Certifying Counterfactual Bias in LLMs
Isha Chaudhary, Qian Hu, Manoj Kumar, Morteza Ziyadi, Rahul Gupta, Gagandeep Singh
TL;DR
The paper addresses the lack of scalable, guaranteed evaluation of counterfactual bias in LLMs by introducing LLMCert-B, a black box certification framework that yields high confidence bounds on the probability of unbiased responses over distributions of counterfactual prompts. It formalizes bias as a relational property across demographic groups and employs probabilistic specifications defined via prompt distributions formed by prefixes, including random, jailbreak based, and embedding space perturbations. Certification relies on sampling from these distributions and using Clopper-Pearson confidence intervals to bound the target probability $\mathcal{C}(\Delta, \mathcal{D}, \mathcal{L})$, with $\mathcal{F}$ as a Bernoulli indicator of bias. Experiments on BOLD and Decoding Trust across multiple models demonstrate that simple prefix distributions can uncover previously unknown vulnerabilities, while random prefixes are less effective, highlighting the importance of adversarial prefix design and alignment quality over model size. The framework is open source and provides practical guidance for developers to assess and compare bias risk in LLM deployments.
Abstract
Large Language Models (LLMs) can produce biased responses that can cause representational harms.

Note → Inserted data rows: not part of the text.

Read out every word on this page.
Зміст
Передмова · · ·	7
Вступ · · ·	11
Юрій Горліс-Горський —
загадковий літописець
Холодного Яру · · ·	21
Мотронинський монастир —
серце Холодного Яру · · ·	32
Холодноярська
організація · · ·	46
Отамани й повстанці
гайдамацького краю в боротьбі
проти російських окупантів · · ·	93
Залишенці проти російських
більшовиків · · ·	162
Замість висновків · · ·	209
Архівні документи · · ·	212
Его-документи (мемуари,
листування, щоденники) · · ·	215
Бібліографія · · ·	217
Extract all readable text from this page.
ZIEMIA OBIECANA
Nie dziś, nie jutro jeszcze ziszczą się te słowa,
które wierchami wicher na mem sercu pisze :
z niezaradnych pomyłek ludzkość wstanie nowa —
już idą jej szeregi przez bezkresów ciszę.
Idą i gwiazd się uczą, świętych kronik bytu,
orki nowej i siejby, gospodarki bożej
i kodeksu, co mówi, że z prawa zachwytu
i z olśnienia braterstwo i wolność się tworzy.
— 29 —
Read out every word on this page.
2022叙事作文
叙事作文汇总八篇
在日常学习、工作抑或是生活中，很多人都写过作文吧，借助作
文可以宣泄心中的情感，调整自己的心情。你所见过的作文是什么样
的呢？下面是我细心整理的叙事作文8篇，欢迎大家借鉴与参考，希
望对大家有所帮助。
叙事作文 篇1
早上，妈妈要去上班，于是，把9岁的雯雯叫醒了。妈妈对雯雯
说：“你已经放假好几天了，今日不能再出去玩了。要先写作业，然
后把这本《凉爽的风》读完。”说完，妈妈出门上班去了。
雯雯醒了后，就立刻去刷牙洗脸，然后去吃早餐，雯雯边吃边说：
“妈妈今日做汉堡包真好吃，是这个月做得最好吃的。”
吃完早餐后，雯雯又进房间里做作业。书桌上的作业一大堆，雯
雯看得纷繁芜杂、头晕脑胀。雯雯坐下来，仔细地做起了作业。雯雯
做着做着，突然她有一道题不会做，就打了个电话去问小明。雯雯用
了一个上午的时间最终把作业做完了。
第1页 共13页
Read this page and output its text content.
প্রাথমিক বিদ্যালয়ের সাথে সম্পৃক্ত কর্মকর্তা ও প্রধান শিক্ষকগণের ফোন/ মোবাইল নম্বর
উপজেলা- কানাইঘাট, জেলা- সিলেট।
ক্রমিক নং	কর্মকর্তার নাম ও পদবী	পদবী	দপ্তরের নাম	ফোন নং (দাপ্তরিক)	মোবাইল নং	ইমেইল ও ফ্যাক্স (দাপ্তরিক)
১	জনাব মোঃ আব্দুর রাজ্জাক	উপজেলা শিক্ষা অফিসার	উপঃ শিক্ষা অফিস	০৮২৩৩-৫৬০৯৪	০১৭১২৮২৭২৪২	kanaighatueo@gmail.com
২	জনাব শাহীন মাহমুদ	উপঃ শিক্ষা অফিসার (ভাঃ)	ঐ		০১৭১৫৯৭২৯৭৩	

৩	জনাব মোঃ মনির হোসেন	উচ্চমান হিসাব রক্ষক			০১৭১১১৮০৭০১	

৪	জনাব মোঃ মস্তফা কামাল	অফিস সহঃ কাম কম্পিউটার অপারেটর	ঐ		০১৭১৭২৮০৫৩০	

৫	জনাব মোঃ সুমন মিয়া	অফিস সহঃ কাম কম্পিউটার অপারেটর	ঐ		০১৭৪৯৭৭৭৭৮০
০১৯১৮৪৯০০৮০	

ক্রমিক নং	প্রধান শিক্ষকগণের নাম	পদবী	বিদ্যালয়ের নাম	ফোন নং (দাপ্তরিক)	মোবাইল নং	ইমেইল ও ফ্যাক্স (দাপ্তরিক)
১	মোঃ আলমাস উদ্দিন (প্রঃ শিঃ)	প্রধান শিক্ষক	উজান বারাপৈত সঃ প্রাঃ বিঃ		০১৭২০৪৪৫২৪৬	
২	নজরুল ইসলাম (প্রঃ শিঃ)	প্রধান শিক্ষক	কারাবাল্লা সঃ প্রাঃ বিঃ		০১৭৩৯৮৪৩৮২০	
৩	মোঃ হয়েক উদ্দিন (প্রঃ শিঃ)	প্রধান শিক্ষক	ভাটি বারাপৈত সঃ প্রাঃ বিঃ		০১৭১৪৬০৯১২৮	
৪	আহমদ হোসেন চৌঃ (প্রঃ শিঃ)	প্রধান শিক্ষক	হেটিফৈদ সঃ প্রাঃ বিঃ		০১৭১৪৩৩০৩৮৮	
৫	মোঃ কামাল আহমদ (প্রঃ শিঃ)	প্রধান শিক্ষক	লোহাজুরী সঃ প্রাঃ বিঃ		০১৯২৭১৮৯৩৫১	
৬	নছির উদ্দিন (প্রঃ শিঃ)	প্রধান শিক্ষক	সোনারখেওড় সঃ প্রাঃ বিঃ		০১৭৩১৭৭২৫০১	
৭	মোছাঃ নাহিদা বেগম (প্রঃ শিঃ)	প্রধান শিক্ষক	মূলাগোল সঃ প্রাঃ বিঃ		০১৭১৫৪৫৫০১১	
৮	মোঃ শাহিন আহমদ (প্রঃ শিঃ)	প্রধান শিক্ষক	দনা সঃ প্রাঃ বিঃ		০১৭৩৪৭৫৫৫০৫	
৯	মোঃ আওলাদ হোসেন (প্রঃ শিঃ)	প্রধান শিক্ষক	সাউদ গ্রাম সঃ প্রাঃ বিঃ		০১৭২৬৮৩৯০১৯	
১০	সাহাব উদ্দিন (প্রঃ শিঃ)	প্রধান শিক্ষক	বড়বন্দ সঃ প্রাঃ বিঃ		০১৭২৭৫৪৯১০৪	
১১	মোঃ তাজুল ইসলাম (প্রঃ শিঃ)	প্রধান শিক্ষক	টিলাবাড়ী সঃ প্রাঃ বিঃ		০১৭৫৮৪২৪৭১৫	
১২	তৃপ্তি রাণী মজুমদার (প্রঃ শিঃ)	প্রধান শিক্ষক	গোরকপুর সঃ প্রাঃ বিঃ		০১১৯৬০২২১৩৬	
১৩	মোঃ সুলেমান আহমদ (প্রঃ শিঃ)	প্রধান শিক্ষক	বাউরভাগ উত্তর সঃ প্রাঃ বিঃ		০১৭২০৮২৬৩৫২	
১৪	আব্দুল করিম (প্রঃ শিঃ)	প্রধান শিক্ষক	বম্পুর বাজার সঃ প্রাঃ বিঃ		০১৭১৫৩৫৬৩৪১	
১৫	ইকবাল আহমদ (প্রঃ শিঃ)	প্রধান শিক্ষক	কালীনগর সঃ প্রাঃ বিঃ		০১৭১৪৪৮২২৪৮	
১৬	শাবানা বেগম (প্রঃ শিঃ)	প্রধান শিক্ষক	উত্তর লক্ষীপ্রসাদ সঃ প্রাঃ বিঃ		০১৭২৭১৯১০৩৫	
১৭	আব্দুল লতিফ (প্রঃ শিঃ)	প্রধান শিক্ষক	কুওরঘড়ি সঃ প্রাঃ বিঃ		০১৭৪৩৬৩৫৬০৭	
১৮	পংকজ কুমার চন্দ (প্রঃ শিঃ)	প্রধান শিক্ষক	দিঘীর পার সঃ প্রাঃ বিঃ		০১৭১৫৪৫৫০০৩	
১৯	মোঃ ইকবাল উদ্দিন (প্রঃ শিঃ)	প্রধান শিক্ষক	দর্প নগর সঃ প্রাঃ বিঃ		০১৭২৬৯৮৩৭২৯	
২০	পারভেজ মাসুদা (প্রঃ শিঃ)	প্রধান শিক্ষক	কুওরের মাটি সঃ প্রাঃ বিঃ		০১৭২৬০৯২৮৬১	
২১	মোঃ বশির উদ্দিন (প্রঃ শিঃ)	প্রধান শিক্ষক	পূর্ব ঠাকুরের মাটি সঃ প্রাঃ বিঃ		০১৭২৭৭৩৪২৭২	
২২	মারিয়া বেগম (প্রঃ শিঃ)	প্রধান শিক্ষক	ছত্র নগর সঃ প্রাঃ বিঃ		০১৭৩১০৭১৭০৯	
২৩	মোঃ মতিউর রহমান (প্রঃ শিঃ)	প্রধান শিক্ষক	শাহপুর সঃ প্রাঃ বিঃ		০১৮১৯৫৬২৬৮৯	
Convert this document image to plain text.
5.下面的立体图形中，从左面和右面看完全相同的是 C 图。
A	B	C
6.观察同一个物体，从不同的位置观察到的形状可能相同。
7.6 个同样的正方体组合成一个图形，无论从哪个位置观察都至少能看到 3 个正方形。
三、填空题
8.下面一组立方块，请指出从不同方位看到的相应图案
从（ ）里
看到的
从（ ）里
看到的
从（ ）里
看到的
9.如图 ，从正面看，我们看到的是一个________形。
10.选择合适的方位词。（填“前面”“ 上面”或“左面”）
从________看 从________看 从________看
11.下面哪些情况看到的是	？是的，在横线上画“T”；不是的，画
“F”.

However, conventional studies are insufficient to thoroughly evaluate biases across LLM responses for different demographic groups (a.k.a. counterfactual bias), as they do not scale to large number of inputs and do not provide guarantees. Therefore, we propose the first framework, LLMCert-B that certifies LLMs for counterfactual bias on distributions of prompts. A certificate consists of high-confidence bounds on the probability of unbiased LLM responses for any set of counterfactual prompts - prompts differing by demographic groups, sampled from a distribution. We illustrate counterfactual bias certification for distributions of counterfactual prompts created by applying prefixes sampled from prefix distributions, to a given set of prompts. We consider prefix distributions consisting random token sequences, mixtures of manual jailbreaks, and perturbations of jailbreaks in LLM's embedding space. We generate non-trivial certificates for SOTA LLMs, exposing their vulnerabilities over distributions of prompts generated from computationally inexpensive prefix distributions.